Because of all this – because a ‘Unitarian’ conception of ‘being’ and ‘personhood’ is the self-evident null hypothesis while the Trinitarian conception of same is the utterly unique proposition that seeks to overturn the null hypothesis and is thus in need of significant evidence – the claim that someone is approaching the Scriptures with the “assumption of Unitarianism” is a meaningless and powerless accusation. The charge that someone is assuming Trinitarianism, however, is, when appropriate, a perfectly reasonable and meaningful claim. What a charge of “assuming Trinitarianism” means is that, rather than marshalling a sufficiently persuasive array of objective evidence in favor of the Trinitarian proposition over and against the null hypothesis, one is simply assuming the truth of the proposition in advance and then subjectively interpreting an array of ambiguous evidence (or even evidence that would be considered dispositive by an objective measure) in its favor.

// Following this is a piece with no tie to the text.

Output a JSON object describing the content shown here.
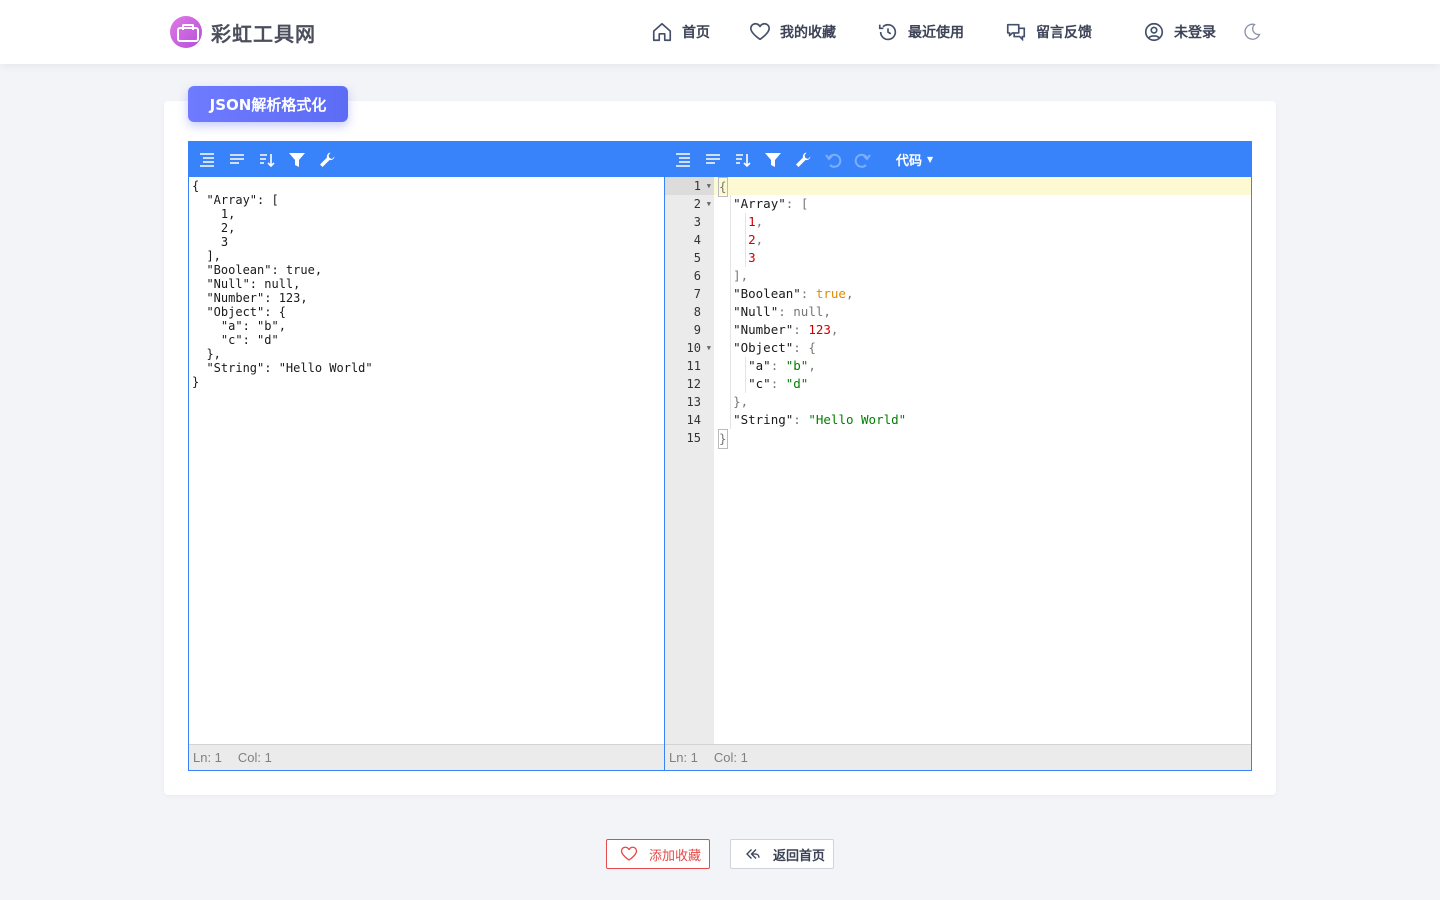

Hopefully people who listen to this debate are not taken in by White’s meaningless but often repeated accusation against Navas.
Ryan
November 30, 2011 at 6:30 PM
EDIT TO MY ABOVE POST:
Where it said at the end -
“(or even evidence that would be considered dispositive by an objective measure)”
It should have said -
“(or even evidence that would be considered DISPOSITIVELY AGAINST THE PROPOSITION by an objective measure)”
The original wording may have been confusing because it might have sounded like it was referring to evidence that was conclusively in favor of the proposition when I was actually referring to the opposite.